Jorge Tufic
Nada me comove tanto, quando posso imaginar que sou capaz de dizer alguma coisa sobre o povo árabe, de modo particularíssimo sobre a literatura libanesa, e de modo ainda mais honroso para mim sobre o grande filósofo Gibran Khalil Gibran (as iniciais kh são guturais, daí que esta é a grafia correta), com certeza o maior de todos os escritores desse país, em todos os tempos. Tenho-o sempre à cabeceira, e nunca me canso de reler passagens de O Profeta (I Nabi), que quando criança eu li, pela primeira vez, numa edição bilíngue, adquirida por meu tio José, em Paris. Ouvira dele, inclusive, que Gibran teria parentesco com Awayjen, família de minha mãe, motivo pelo qual ela deveria ser prima do ilustre sábio de Bsharré. A meu pai tal descoberta parecia um engano, visto que os Awayjen são de Batroun e os pais da Águia do Líbano são de Bsharré. Mediara a questiúncula o Miguel da Leyla, guarda-livros da firma Atala & Millet, em Sena Madureira, no estado do Acre: – Ora, Taufik, – tonitroou – os antepassados de Dona Faride eram pescadores, e o mar não tem fronteiras.
Conferi este episódio com meu irmão José, memorialista de nossa família, aduzindo-me ele o fato de que Assad (Feliz), nosso tio por parte de mãe, teria sido amigo pessoal de Gibran, em Nova Iorque, aonde fora se estabelecer, na década de 20, primeiro como armador e tempos depois como escafandrista. Todas as provas dessa história aparentemente absurda estivera fechada no baú de tia Lulu, que se casara, já idosa, com meu tio José. Cartas, fotografias, sobretudo correspondência com amigos que ficaram na Europa, de tudo o baú guardava, sem falar nos cupins devoradores, enfim saciados. Remexi nesse passado vencido pela tarefa de Hércules que me impôs o ensaísta, poeta e historiador Gaitano Antonaccio, enviando-me, para a respectiva leitura e prefácio, seu novo livro de pesquisa sob o título Gibran Kahlil Gibran, o Apóstolo Revolucionário.

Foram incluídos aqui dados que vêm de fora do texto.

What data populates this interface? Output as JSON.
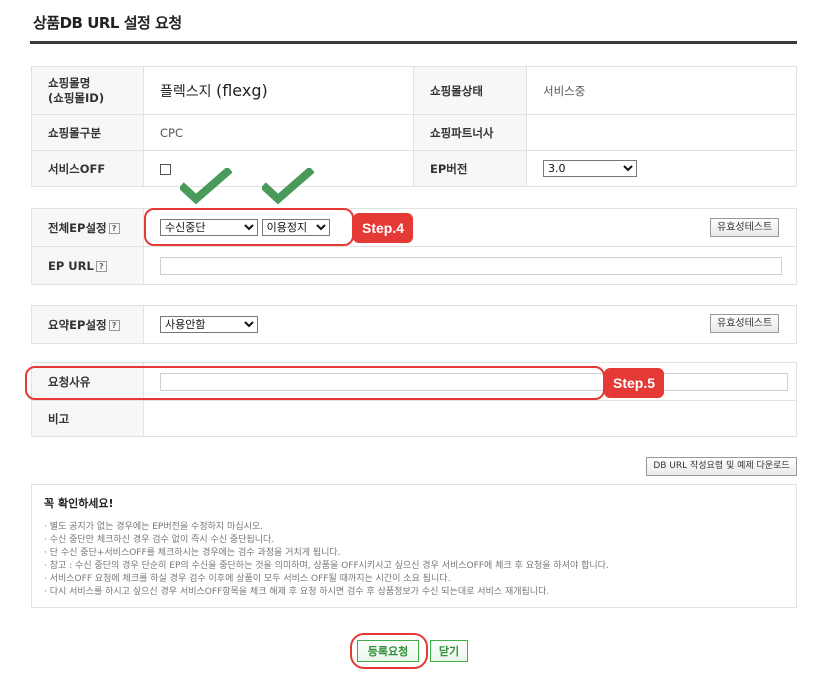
{
  "page": {
    "title": "상품DB URL 설정 요청"
  },
  "info": {
    "shop_name_label": "쇼핑몰명\n(쇼핑몰ID)",
    "shop_name_value": "플렉스지",
    "shop_id_value": "(flexg)",
    "shop_status_label": "쇼핑몰상태",
    "shop_status_value": "서비스중",
    "shop_type_label": "쇼핑몰구분",
    "shop_type_value": "CPC",
    "partner_label": "쇼핑파트너사",
    "partner_value": "",
    "service_off_label": "서비스OFF",
    "ep_version_label": "EP버전",
    "ep_version_value": "3.0"
  },
  "ep": {
    "full_label": "전체EP설정",
    "help": "?",
    "select1_value": "수신중단",
    "select2_value": "이용정지",
    "validate_button": "유효성테스트",
    "url_label": "EP URL",
    "url_value": ""
  },
  "summary": {
    "label": "요약EP설정",
    "select_value": "사용안함",
    "validate_button": "유효성테스트"
  },
  "request": {
    "reason_label": "요청사유",
    "reason_value": "",
    "note_label": "비고"
  },
  "guide_button": "DB URL 작성요령 및 예제 다운로드",
  "steps": {
    "step4": "Step.4",
    "step5": "Step.5"
  },
  "notice": {
    "title": "꼭 확인하세요!",
    "lines": [
      "· 별도 공지가 없는 경우에는 EP버전을 수정하지 마십시오.",
      "· 수신 중단만 체크하신 경우 검수 없이 즉시 수신 중단됩니다.",
      "· 단 수신 중단+서비스OFF를 체크하시는 경우에는 검수 과정을 거치게 됩니다.",
      "· 참고 : 수신 중단의 경우 단순히 EP의 수신을 중단하는 것을 의미하며, 상품을 OFF시키시고 싶으신 경우 서비스OFF에 체크 후 요청을 하셔야 합니다.",
      "· 서비스OFF 요청에 체크를 하실 경우 검수 이후에 상품이 모두 서비스 OFF될 때까지는 시간이 소요 됩니다.",
      "· 다시 서비스를 하시고 싶으신 경우 서비스OFF항목을 체크 해제 후 요청 하시면 검수 후 상품정보가 수신 되는대로 서비스 재개됩니다."
    ]
  },
  "buttons": {
    "register": "등록요청",
    "close": "닫기"
  },
  "colors": {
    "accent_red": "#e53935",
    "check_green": "#4a9a5c",
    "button_green": "#3fae4a"
  }
}
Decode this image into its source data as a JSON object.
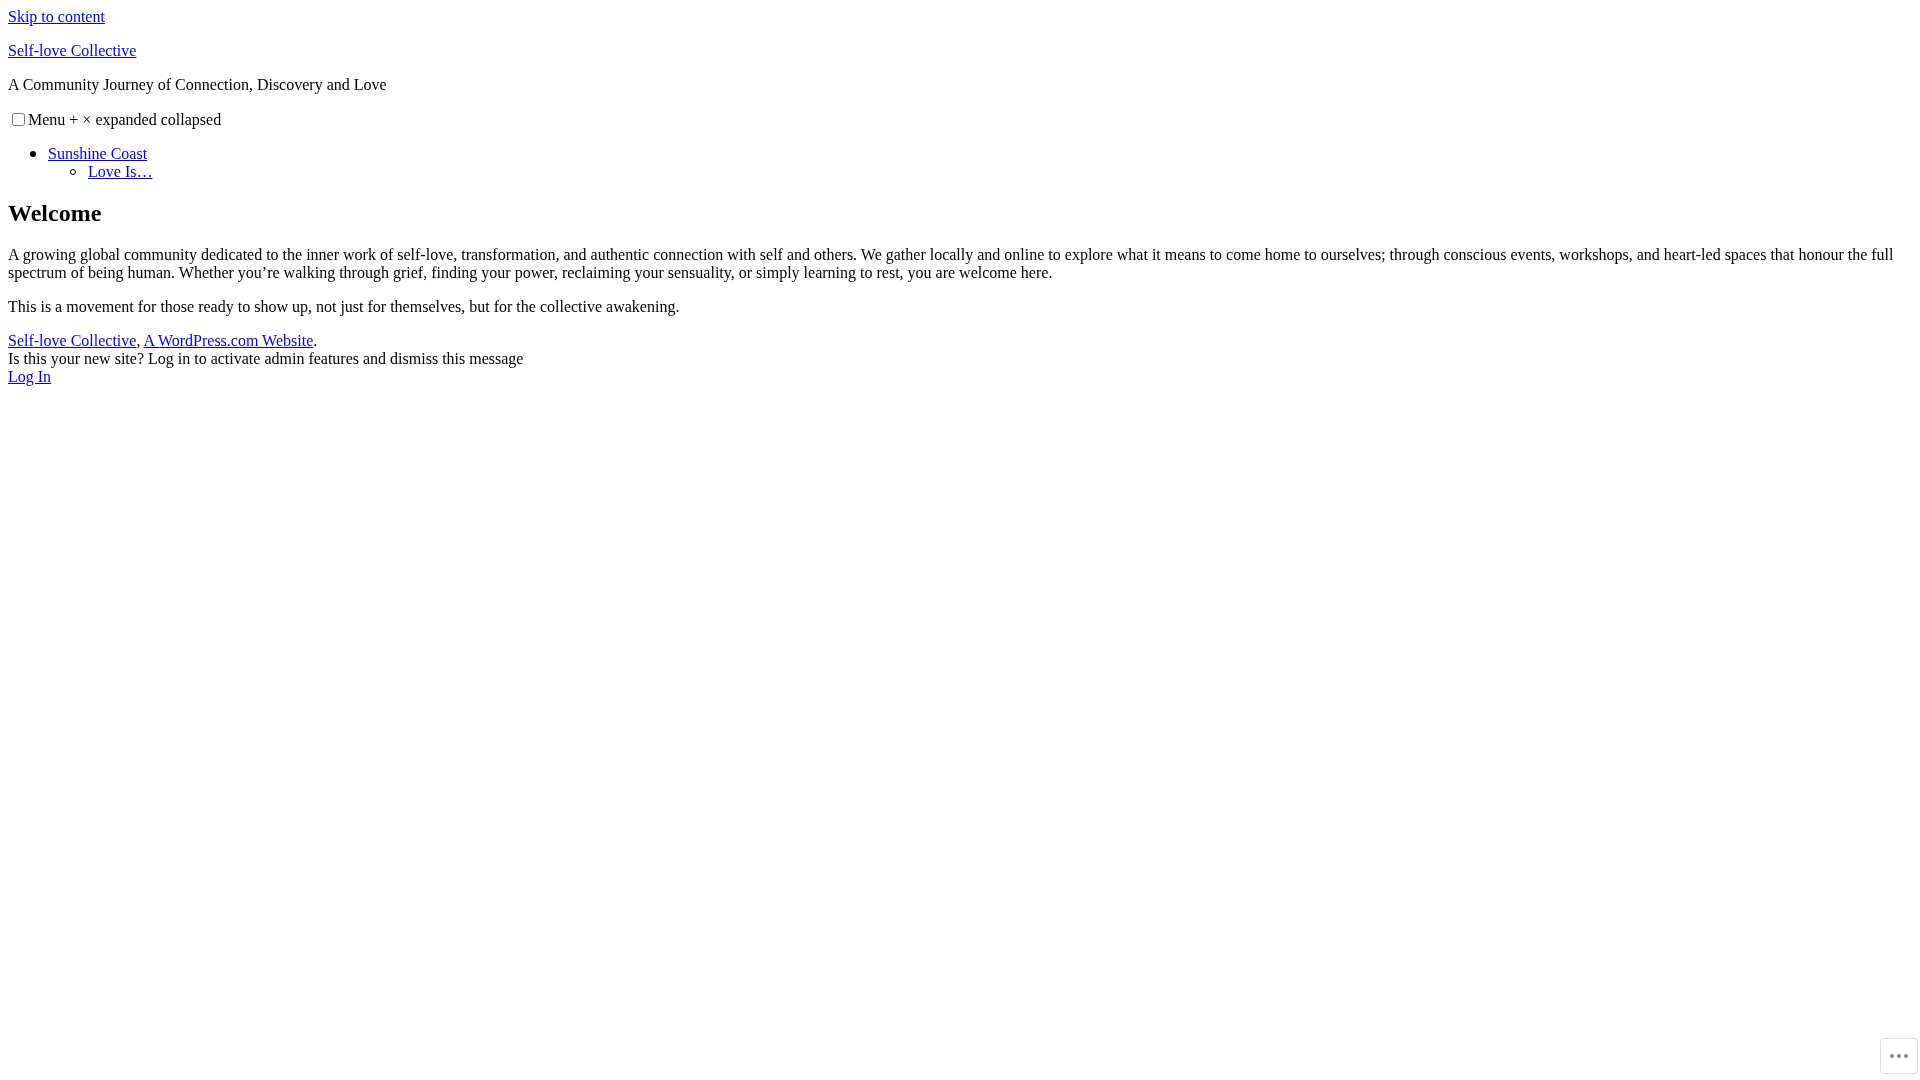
{
  "skip_link": "Skip to content",
  "site_title": "Self-love Collective",
  "tagline": "A Community Journey of Connection, Discovery and Love",
  "menu_toggle": {
    "checked": false,
    "labels": [
      "Menu",
      "+",
      "×",
      "expanded",
      "collapsed"
    ]
  },
  "menu": [
    {
      "label": "Sunshine Coast",
      "children": [
        {
          "label": "Love Is…"
        }
      ]
    }
  ],
  "heading": "Welcome",
  "paragraphs": [
    "A growing global community dedicated to the inner work of self-love, transformation, and authentic connection with self and others. We gather locally and online to explore what it means to come home to ourselves; through conscious events, workshops, and heart-led spaces that honour the full spectrum of being human. Whether you’re walking through grief, finding your power, reclaiming your sensuality, or simply learning to rest, you are welcome here.",
    "This is a movement for those ready to show up, not just for themselves, but for the collective awakening."
  ],
  "footer": {
    "links": [
      "Self-love Collective",
      "A WordPress.com Website"
    ],
    "separator": ", ",
    "end": "."
  },
  "notice": {
    "message": "Is this your new site? Log in to activate admin features and dismiss this message",
    "link": "Log In"
  }
}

Desloquei-me, nesse embalo, para o velho arquivo de que sempre disponho, reuni uma breve bibliografia de e sobre Gibran, mas precioso mesmo foi o depoimento de meu irmão Jarjura, apelido de família, tendo descido às lagrimas ao recordar uma de suas conversas com a nossa querida genitora, oportunidade em que surgiam as primeiras traduções d’O Profeta, em língua portuguesa. Lembrava-se ela, sim, desse livro, comentado por sua irmã Lulu, a única realmente alfabetizada das três irmãs. E Lulu afirmava, batendo no peito: – lá aine! Réda men dâmna! (– Luz de meus olhos! Este é do nosso sangue!) A Mansour Challita, quando esteve em Manaus, não hesitei em perguntar sobre estes possíveis vínculos familiares entre casas de Bsharré e casas de Batroun. A resposta do mestre, contudo, foi tão surpreendente quanto seria uma resposta favorável à hipótese de haver parentesco. Disse-me Challita que todos os libaneses são primos, em diversos graus de sangue, amizade ou negócios. Mandou, entretanto, à nossa doce Faride, as saudações da Montanha.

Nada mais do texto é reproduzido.